We have an issue with Couchbase replication, and are now wondering if our expectations are perhaps a bit off.
The part of our stack that is relevant include the following pieces:
- Couchbase - version 5.0.x Community edition, clustered
- Kafka Connect with the Couchbase Source connector
- Our application
The flow of data and logic here follows the following pattern:
- Data comes into Couchbase - documents being written
- Kafka Connect Couchbase source connector picks of changes and writes events to a topic in Kafka
- Our application sees the events in the Kafka topic and starts reading from Couchbase
Our setup normally consists of a single Couchbase cluster in a single data center, and this have been working fine for a long time now. However, as of late one of our clients have been wanting to expanding into a secondary data center. The first thought was to let Couchbase handle all the replication since everything else in the setup is actually derived in one way or another from Couchbase data (more or less). We set this up using uni-directional replication (master -> slave).
What we have been experiencing however is that while we do get the events in the slave cluster as we would expect, the order is not the same as in the master cluster. I can’t be sure whether this means the documents in Couchbase are written in this order or whether the issue lies with the source connector and the events, but I’m guessing Couchbase actually replicates vbucket by vbucket separately, and thus this is actually “expected” behaviour.
It’s a bit hard to find exact details on how Couchbase replication (at least in the main documentation) works, but that might be because as users we are not supposed to care about the details.
Now, our application doesn’t exactly depend on the order of events, but there are some dependencies between documents in Couchbase. Meaning one single logical entity consists of 3 separate documents. In this case, what seems to be happening is that one of the documents (the one triggering the Kafka event the application cares about) is written in Couchbase and the resulting event seems to reach the application before the other documents are replicated.

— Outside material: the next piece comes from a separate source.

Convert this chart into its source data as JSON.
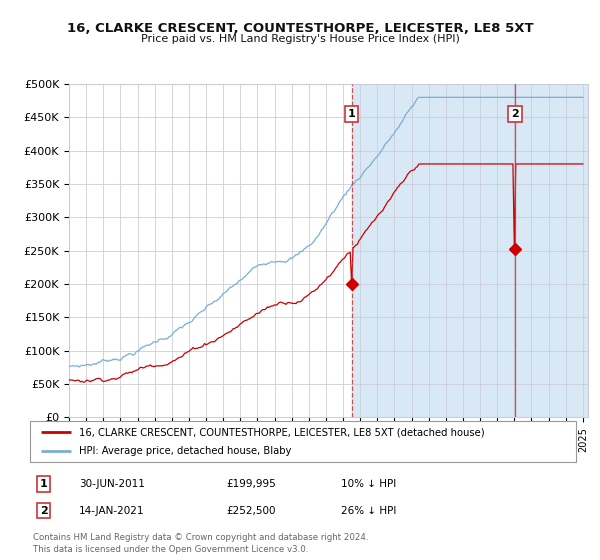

What is the semantics for Couchbase replication? I realize we probably shouldn’t depend on a certain replication order always being true, and we can certainly handle this case with fallbacks and retries, but if there is something intrinsically incorrect in our understanding of Couchbase replication that makes this kind of behaviour unfeasible, we certainly need to educate ourselves. Also, what kind of “lag” / latency can we realistically expect in an otherwise fully working and connected environment?
If the issue here lies with the replication being done on a vbucket level, I guess the only real solution is to either fallback / retry until the document do exist or to make sure all linked documents are hashed in the same bucket?
Thanks in advance for any pointers or tips!